Frage

I would like to use XPath to return a character vector of the link inside each anchor tag.

I can return the table of interest with

library(RCurl)
library(XML)
url <- "http://dps.alaska.gov/sorweb/aspx/sorcra1.aspx"
readHTMLTable(url, useInternalNodes = T)[[3]]

but I want to also return the link in each anchor tag associated with the name. This is what I have so far.

dat <- htmlTreeParse(url, useInternalNodes = T)
getNodeSet(dat, "///tr/td/a")

So my output is a list of RCurl objects instead of a desired character vector and I have included other tags besides the ones in my table with an imperfect XPath.

So my question is two parts. How do I convert the getNodeSet element outputs to characters vectors with the tag and what is an efficient method to get a desired XPath search?

War es hilfreich?

Lösung

It seems that the objects returned by getNodeSet behave funny. When you print() them, you get a nicely-formatted string representation of the node, but when you try to as.character() them, it blows up.

A straightforward way would be to examine the code of the function print.XMLInternalNode and see what that does.

> getAnywhere(print.XMLInternalNode)
A single object matching ‘print.XMLInternalNode’ was found
It was found in the following places
  registered S3 method for print from namespace XML
  namespace:XML
with value

function (x, ...)
{
    cat(as(x, "character"), "\n")
}
<environment: namespace:XML>

Ah ha! The XMLInternalNode objects returned are S4, so they don't have the usual as.whatever() S3 methods set up for them.

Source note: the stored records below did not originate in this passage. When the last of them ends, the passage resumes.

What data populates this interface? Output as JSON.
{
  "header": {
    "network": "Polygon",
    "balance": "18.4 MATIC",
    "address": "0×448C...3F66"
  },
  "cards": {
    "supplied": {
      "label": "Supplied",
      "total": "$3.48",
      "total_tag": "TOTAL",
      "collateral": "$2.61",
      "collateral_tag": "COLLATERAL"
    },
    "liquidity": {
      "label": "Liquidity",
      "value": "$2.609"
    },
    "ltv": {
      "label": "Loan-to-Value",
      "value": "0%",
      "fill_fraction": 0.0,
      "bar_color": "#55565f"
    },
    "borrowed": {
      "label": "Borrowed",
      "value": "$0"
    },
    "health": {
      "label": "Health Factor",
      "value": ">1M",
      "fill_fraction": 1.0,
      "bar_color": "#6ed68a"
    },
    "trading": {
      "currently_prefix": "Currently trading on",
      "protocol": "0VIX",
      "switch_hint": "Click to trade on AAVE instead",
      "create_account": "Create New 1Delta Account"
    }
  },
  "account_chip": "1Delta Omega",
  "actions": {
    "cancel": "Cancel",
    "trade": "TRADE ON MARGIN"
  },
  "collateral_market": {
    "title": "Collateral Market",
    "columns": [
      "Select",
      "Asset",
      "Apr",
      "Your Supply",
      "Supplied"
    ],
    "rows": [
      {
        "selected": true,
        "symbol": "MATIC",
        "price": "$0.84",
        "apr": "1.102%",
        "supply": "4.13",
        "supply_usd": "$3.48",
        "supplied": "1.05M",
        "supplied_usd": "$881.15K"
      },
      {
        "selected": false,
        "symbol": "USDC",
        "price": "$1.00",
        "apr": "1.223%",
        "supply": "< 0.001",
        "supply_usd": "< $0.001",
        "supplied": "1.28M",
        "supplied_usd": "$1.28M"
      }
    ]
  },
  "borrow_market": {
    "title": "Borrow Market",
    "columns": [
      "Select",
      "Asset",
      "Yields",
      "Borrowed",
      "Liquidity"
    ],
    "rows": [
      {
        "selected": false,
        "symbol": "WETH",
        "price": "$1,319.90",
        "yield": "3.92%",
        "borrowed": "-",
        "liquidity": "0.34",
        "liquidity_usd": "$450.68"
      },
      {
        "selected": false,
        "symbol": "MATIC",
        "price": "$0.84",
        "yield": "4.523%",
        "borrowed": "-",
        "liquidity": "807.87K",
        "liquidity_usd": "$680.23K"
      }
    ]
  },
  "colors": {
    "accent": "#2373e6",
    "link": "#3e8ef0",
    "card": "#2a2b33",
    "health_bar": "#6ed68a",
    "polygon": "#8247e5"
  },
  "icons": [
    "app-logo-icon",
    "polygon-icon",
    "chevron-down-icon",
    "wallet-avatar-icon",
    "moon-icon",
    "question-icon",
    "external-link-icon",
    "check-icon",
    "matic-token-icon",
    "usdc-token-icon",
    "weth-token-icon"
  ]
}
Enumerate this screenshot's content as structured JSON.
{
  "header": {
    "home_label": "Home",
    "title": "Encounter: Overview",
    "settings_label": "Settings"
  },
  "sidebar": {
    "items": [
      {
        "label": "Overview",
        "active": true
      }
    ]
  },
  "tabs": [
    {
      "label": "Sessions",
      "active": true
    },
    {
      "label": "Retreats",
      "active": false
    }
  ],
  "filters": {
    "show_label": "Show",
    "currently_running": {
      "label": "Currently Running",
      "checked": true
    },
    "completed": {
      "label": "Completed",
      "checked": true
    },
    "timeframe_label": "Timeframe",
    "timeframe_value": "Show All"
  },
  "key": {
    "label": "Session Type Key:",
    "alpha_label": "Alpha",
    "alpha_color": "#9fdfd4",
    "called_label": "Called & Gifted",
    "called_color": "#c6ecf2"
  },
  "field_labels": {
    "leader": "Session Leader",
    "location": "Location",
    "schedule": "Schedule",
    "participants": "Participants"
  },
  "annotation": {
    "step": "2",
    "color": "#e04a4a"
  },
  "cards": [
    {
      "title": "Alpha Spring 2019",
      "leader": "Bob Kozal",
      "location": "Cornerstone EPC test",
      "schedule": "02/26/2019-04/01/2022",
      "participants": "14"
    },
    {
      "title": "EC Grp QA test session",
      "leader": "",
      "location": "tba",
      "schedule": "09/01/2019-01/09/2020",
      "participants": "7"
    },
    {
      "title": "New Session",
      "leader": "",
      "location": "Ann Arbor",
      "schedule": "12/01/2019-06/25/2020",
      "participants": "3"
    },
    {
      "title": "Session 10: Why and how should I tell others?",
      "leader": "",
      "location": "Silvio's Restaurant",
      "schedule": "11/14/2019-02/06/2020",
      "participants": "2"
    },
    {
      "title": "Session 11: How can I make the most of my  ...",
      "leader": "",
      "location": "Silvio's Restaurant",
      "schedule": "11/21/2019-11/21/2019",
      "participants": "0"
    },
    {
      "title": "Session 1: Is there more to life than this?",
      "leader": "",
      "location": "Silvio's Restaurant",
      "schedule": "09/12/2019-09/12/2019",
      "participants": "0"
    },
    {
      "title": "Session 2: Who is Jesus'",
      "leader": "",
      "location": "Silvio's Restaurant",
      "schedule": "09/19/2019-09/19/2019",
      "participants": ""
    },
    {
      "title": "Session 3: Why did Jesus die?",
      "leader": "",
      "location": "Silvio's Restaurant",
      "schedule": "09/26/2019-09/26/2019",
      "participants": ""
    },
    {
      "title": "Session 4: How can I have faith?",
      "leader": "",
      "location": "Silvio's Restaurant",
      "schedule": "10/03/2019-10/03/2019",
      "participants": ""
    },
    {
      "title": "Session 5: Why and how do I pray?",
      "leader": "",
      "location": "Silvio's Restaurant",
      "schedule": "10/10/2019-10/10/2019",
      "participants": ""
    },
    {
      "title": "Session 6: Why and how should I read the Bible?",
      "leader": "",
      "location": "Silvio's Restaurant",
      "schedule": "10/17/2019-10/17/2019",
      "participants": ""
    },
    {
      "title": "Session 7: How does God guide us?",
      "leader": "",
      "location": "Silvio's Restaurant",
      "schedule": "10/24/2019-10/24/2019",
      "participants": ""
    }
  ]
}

So to get all of the results as character vectors, I'd do something like this:

> dat <- htmlTreeParse(url, useInternalNodes=T)
> x<-getNodeSet(dat,"///tr/td/a")
> sapply(x, function(n) {as(n, "character")})

As to the second part of your question, I would recommend not worrying about optimizing the XPath query right now. Just get your stuff working first. Once you've got it all working, if it's fast enough, you're done. If it's not, then start profiling your code to determine where the bottlenecks are. It may not even be the XPath that's slowing you down (just guessing, but the amount of time it takes to retrieve the page from the webserver is probably the biggest portion of your execution time).